Hadi Başakşehir alışkın…

Zaten doğru dürüst taraftarları yok. Seyircisiz oyun onları çok fazla etkilemedi. Çıktılar sessiz, sakin oyunlarını oynadılar.

Peki ya Trabzonspor’a ne demeli. İşte onlar için çok zordu. 40 bin kişinin sesinden, desteğinden mahrum kaldılar. Onları maç içerisinde ateşleyen taraftarları aradılar durdular.

Yine de iki takım sahada iyi mücadele etti, bu sessiz maçta. Hem Trabzonspor, hem de Başakşehir bu ligin niye en tepesinde olduklarını ve bunu hak ettiklerini gösterdiler. Hemen her istatistikte eşitlik vardı sahada. İkisi de temkinliydi, ikisi de iyi golcülere sahipti, ikisinde de top ayağına yakışan futbolcular vardı, ikisinin de topu tutan elleri milliydi, ikisi de toplu hücum, toplu savunma yaptı, açık vermedi. İkisi de temkinliydi, maçı hasarsız tamamlamak istedi.

Öyle de oldu, karşılıklı gollerle puanlar paylaşıldı. Tabi karşılıklı derken, son haftaların golcü defans oyuncusu Skrtel’in kendi kalesine attığı golü unutmayalım.

Dedik ya, taraftarın olmayışı Trabzonspor’u net olarak etkiledi. Futbolcular kendilerini maça veremedi. Sörloth bulduğu iki pozisyonu değerlendiremedi, Ponck’un baskısına boyun eğdi, önceki haftaları arattı. Sosa güçlü Başakşehir orta sahası arasında etkili olamadı. Nwakaeme yine bir var, bir yoktu. Ekuban çaba gösterdi, bir şeyler yapmaya çalıştı.

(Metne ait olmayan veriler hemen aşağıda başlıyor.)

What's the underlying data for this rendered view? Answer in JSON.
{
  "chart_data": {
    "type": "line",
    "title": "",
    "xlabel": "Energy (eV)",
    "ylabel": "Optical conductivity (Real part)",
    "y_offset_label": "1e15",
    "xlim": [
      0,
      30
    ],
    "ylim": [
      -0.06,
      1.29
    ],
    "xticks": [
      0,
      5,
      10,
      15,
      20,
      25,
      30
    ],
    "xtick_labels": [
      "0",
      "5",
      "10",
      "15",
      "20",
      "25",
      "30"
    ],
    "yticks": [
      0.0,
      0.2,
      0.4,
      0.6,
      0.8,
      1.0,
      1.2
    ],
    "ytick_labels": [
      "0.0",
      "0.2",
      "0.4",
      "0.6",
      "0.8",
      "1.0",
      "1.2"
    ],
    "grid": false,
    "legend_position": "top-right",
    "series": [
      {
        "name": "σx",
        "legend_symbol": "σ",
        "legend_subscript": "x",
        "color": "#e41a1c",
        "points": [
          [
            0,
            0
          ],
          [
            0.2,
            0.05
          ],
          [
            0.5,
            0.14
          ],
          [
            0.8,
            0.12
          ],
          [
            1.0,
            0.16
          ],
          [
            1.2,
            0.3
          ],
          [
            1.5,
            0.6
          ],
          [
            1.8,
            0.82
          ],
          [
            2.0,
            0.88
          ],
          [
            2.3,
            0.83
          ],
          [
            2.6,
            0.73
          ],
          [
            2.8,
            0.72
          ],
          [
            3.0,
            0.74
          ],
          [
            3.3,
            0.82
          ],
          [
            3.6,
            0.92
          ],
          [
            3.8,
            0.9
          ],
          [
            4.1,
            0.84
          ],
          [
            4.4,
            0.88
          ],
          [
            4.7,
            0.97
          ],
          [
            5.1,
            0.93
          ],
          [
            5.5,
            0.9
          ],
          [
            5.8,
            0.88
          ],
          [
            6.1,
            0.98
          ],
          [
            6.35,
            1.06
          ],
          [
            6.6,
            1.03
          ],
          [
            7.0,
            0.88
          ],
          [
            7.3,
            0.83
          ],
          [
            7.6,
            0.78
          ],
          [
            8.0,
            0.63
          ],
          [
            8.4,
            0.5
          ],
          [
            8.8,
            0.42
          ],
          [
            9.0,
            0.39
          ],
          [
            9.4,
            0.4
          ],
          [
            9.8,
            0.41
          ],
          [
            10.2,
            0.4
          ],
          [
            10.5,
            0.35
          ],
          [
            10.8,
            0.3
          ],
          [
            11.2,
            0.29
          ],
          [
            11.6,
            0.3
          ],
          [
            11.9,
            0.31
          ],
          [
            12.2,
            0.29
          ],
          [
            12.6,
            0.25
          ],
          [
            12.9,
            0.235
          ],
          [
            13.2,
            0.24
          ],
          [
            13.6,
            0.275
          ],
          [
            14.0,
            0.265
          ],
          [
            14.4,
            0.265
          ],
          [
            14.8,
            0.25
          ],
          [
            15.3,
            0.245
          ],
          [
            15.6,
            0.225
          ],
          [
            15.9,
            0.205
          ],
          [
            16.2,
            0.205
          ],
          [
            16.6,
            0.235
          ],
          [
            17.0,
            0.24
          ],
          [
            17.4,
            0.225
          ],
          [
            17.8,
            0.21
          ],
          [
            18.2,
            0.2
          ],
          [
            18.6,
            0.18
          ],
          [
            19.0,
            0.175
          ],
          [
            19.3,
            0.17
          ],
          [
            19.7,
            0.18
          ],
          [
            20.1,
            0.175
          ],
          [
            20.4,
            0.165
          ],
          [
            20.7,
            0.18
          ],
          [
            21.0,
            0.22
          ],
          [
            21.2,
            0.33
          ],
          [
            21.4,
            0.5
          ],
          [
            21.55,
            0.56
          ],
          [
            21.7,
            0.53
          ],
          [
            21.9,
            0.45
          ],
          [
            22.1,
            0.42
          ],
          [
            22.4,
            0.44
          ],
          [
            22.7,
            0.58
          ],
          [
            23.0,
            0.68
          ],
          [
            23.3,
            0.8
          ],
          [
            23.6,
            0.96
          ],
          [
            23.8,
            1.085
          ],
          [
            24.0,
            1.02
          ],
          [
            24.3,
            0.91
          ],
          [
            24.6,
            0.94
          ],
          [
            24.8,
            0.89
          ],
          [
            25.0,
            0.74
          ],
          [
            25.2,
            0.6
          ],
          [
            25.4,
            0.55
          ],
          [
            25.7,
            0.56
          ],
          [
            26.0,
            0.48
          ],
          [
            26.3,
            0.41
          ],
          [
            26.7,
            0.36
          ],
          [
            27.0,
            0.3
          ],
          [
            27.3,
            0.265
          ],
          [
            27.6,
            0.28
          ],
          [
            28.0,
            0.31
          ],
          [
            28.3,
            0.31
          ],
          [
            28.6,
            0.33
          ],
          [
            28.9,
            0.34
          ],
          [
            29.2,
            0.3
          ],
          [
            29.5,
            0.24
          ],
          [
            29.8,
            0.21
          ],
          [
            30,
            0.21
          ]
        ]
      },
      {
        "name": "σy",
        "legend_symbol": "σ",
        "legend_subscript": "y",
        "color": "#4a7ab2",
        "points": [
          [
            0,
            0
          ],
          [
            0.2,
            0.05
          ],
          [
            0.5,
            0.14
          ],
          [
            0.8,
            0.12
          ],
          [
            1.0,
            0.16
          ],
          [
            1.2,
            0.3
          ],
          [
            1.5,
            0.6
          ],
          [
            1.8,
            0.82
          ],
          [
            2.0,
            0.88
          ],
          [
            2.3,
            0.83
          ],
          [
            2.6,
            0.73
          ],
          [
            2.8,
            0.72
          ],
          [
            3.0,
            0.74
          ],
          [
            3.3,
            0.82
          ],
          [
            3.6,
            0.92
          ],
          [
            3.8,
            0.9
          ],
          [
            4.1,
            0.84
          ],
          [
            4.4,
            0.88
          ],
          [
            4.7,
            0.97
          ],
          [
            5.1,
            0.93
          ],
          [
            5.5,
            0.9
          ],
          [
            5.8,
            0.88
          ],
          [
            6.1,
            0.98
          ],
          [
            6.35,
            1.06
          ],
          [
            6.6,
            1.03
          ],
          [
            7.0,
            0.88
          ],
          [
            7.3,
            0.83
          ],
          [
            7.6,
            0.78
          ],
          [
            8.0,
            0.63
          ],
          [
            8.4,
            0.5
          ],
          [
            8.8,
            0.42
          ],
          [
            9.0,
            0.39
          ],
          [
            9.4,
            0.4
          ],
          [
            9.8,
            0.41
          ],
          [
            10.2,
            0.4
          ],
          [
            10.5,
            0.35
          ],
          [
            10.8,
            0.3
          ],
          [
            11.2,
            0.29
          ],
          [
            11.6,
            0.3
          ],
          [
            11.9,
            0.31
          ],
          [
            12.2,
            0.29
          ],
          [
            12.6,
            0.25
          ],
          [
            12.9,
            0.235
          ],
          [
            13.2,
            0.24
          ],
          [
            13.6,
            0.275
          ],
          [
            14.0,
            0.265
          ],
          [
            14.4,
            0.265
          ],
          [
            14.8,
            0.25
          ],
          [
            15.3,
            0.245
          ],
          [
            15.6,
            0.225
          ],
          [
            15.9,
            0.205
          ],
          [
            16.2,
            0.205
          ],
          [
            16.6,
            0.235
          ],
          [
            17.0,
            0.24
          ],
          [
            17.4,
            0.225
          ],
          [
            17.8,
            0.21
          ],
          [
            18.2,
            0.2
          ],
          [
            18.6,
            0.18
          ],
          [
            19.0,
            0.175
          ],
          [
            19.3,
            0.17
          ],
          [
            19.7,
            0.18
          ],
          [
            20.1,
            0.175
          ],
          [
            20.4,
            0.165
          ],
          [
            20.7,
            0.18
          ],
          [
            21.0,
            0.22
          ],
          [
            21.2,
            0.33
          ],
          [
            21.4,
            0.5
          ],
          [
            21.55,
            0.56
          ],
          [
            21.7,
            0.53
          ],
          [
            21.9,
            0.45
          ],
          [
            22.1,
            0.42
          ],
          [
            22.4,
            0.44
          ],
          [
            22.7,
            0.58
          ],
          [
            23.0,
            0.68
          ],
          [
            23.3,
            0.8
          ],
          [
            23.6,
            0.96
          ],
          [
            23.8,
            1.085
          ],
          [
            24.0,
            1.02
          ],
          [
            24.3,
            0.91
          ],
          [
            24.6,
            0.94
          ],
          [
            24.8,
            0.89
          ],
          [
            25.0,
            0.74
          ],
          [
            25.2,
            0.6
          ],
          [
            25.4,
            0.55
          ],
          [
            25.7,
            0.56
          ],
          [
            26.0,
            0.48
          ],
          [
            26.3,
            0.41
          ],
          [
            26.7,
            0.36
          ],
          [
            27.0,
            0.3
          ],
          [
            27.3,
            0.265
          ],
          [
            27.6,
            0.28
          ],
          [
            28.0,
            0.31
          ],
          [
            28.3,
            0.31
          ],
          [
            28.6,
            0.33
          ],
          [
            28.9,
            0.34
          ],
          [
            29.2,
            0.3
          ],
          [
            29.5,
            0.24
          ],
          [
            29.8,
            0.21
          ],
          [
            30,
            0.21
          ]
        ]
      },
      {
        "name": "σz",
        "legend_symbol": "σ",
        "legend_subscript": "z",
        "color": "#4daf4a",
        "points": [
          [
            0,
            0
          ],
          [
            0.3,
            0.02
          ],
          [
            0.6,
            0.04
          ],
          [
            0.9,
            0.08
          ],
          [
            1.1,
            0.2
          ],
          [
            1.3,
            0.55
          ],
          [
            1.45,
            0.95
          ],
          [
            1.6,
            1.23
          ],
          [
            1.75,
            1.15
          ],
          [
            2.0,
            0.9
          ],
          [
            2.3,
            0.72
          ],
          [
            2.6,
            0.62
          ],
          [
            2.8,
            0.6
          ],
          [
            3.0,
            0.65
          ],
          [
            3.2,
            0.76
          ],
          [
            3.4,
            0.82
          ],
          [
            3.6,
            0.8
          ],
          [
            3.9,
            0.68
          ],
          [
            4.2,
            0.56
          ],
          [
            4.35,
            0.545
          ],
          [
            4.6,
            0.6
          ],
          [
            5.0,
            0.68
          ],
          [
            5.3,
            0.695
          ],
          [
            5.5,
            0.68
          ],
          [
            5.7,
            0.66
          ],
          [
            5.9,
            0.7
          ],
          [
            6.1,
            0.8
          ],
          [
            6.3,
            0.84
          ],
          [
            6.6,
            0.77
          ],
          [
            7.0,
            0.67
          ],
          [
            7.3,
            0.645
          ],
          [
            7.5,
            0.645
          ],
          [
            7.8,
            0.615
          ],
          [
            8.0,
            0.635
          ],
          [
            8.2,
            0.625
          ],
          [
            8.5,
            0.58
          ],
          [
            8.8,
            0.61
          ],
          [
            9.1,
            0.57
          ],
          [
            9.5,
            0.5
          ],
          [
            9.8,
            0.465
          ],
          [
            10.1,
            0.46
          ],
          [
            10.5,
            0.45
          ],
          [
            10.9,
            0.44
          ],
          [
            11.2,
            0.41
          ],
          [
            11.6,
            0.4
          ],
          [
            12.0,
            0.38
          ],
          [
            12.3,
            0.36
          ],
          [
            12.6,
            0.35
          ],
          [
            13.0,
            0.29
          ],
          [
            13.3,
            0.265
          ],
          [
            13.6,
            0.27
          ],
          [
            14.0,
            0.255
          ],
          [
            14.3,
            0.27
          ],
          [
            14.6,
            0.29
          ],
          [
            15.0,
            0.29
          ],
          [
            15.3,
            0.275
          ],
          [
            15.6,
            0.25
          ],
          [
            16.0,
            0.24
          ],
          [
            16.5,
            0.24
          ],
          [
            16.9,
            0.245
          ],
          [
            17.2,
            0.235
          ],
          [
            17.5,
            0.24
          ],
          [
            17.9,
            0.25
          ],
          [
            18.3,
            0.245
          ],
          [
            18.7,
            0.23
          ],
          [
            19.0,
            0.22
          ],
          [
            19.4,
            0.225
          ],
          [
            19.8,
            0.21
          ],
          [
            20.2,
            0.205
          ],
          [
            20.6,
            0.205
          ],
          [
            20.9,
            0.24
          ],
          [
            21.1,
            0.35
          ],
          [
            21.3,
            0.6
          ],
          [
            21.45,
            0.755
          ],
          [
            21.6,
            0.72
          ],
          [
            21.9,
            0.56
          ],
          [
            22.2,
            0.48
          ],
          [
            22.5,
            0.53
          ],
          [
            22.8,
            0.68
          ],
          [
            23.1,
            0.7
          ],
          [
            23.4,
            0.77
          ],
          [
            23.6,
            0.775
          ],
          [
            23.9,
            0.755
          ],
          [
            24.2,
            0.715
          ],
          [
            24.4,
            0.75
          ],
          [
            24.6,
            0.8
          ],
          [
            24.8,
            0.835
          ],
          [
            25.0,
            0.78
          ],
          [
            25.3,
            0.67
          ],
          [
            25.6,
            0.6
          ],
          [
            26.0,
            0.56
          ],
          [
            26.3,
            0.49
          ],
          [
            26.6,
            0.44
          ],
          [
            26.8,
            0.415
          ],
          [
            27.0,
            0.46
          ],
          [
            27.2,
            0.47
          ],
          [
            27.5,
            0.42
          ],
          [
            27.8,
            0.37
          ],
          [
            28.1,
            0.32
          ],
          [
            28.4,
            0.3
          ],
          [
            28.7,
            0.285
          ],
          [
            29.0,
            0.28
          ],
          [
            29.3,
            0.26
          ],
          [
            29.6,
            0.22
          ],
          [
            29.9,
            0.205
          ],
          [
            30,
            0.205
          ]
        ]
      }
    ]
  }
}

Ama en önemlisi sahanın iyilerinden olan Abdulkadir Ömür’ün tam toparlanmaya başlarken, yeniden sakatlanmasıydı. Çocuk nazara geldi. Gerçi eski sakatlığı değilmiş ama Ömür, Trabzonspor ve Türk futbolu için çok önemli bir oyuncu.

Ve Başakşehir.

Crivelli gibi bir golcüden yoksun olmasına rağmen iyi bir mücadele ortaya koydu, konuk ekip. Ne oynadığını bilen, kaliteli futbolculardan kurulu bir ekip. Şanssızlıkları Skrtel’in topu kendi kalesine göndermesi.

Bu maçta şunu gördük. Her iki takım da sonuna kadar zirve mücadelesini sürdürecek.